Я вспомнил, что когда-то не любил и не понимал поэзии Бродского. А потом вдруг что-то просек и полюбил на всю жизнь. Может быть, и с этими авторами произойдет то же самое?

Приглашения мы набрали на компьютере в офисе радио «Свобода». Ударили по рукам. Один поэт должен был остановиться у Пети, другой — у меня. Когда у Кибирова случились осложнения с получением визы, к делу подключился Бродский — похлопотать о ней в Госдепе. Американцы сдуру приняли мирного осетина за террориста.

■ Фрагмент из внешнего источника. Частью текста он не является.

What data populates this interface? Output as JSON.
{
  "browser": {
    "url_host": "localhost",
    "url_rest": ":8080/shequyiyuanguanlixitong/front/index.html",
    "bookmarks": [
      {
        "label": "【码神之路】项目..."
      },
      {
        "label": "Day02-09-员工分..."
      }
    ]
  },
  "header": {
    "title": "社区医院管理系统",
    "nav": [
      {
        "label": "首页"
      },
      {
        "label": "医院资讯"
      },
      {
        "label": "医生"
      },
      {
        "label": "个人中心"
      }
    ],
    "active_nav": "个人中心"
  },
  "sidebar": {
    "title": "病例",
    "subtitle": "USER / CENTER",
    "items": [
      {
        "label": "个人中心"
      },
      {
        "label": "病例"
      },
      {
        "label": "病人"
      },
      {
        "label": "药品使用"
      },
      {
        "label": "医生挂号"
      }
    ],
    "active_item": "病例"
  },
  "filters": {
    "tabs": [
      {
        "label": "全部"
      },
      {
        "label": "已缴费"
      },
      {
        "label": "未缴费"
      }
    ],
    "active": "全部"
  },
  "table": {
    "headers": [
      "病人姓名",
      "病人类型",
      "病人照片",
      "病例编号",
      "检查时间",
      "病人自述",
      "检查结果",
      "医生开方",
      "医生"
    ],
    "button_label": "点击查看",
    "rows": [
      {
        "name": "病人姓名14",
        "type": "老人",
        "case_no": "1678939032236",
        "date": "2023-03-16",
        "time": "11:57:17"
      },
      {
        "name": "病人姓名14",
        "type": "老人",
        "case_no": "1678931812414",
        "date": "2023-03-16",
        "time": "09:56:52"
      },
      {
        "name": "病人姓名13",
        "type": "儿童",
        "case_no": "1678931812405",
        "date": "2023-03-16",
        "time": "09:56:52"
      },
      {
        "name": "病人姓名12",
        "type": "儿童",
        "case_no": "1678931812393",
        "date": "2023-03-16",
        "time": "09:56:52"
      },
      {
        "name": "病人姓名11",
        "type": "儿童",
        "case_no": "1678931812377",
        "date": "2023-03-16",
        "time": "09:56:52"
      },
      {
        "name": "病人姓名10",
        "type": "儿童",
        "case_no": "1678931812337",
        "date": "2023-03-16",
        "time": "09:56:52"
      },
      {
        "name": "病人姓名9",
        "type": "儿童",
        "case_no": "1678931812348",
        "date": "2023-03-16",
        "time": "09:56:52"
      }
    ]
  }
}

Перед приездом высоких гостей ко мне из Юты на каникулы прилетела дочка Ксении Иосифовны — Александра. Мы поднялись на Эмпайр-стейт-билдинг, на статую Свободы, покатались на колесе обозрения на Кони-Айленде. Я был увлечен общением с ребенком и, когда мы с Петей отправились встречать знаменитостей в аэропорт, взял Сашеньку с собой.

У метро, где была назначена встреча, Вайль зло зыркнул на меня:

— Как мы поместимся в такси?

Петя считал, что из соображений гостеприимства такси предпочтительней. Он еле уговорил водителя усадить четверых человек на заднее сиденье и по возвращении взял с меня двадцатку за перегруз. Деньги я тут же отдал — девать Сашеньку мне было некуда. На Вашингтон-Хайтс, в гостях у Пети, мы взялись пить водку и закусывать. Поэты вспоминали общих знакомых.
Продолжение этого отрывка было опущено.